S206, the voltage value testing device 70 calculates the value of the CPU voltage to determined if the value of the CPU voltage associates with the voltage corresponding to the predetermined data.

It is to be understood, however, that even though numerous characteristics and advantages of the embodiments have been set forth in the foregoing description, together with details of the structure and function of the embodiments, the disclosure is illustrative only, and changes may be made in detail, especially in the matters of shape, size, and arrangement of parts within the principles of the present disclosure to the full extent indicated by the broad general meaning of the terms in which the appended claims are expressed.

Claims

1. A voltage testing device comprising:

a printed circuit board, the printed circuit board comprising a CPU socket, a signal producing chip connected to the CPU socket, and a voltage regulator connected to the CPU socket;

a voltage value testing device;

a digital switch, the digital switch is configured to set predetermined data; and

a detecting chip connected to the digital switch, the detecting chip inserted in the CPU socket; the detecting chip comprising a reading module connected to the digital switch, a converting module, a sending module, and a control module;

wherein the signal producing chip is configured to send a start-up signal to the control module after the printed circuit board is triggered to be powered on; the control module is configured to control the reading module to read the predetermined data; the converting module is configured to covert the predetermined data to SVID data; the sending module is configured to send the SVID data to the voltage regulator; the voltage regulator is configured to send a CPU voltage to the CPU socket according to the SVID data; and the voltage value testing device is configured to calculate a value of the CPU voltage to determined if the value of the CPU voltage associates with a voltage corresponding to the predetermined data.

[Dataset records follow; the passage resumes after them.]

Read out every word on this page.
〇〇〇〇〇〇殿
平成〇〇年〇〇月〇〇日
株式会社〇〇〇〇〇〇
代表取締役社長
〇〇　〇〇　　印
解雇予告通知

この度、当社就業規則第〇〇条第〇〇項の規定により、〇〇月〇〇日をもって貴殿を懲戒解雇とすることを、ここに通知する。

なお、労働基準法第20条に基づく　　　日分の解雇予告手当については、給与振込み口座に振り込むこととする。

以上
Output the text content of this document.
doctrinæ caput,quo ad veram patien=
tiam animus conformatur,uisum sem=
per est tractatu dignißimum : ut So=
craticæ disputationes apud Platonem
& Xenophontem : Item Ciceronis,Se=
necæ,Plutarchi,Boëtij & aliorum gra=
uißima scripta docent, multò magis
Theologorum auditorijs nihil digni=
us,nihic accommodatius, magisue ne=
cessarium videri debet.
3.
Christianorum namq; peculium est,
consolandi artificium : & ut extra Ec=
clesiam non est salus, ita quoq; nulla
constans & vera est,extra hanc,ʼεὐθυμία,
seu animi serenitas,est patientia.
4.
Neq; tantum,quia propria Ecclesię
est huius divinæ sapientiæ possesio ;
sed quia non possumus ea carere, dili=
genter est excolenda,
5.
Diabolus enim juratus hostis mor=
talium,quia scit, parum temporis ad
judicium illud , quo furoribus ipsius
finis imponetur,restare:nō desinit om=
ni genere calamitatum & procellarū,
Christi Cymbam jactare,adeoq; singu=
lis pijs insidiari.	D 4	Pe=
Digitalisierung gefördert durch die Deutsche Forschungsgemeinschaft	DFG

2. The voltage testing device of claim 1, wherein the predetermined data is 8 bit binary data.

3. The voltage testing device of claim 1, wherein the signal producing chip is a south bridge chip.

4. The voltage testing device of claim 1, wherein the voltage value testing device is an oscillograph.

5. A voltage testing method comprising:

providing a voltage testing device, the voltage testing device comprising a printed circuit board, a voltage value testing device, a digital switch, a detecting chip connected to the digital switch, and a voltage value testing device; the printed circuit board comprising a CPU socket, a signal producing chip, and a voltage regulator connected to the CPU socket;

setting a predetermined data by the digital switch;

sending a start-up signal to the detecting chip by the signal producing chip after the printed circuit board is triggered to be powered on;

converting the predetermined data to SVID data and sending the SVID data to the voltage regulator by the detecting chip;

sending a CPU voltage to the CPU socket according to the SVID data by the voltage regulator; and

calculating a value of the CPU voltage by the voltage value testing device to determine if the value of the CPU voltage associates with a voltage corresponding to the predetermined data.

6. The voltage testing method of claim 5, wherein the predetermined data is 8 bit binary data.

7. The voltage testing method of claim 5, wherein the signal producing chip is a south bridge chip.

8. The voltage testing method of claim 5, wherein the voltage value testing device is an oscillograph.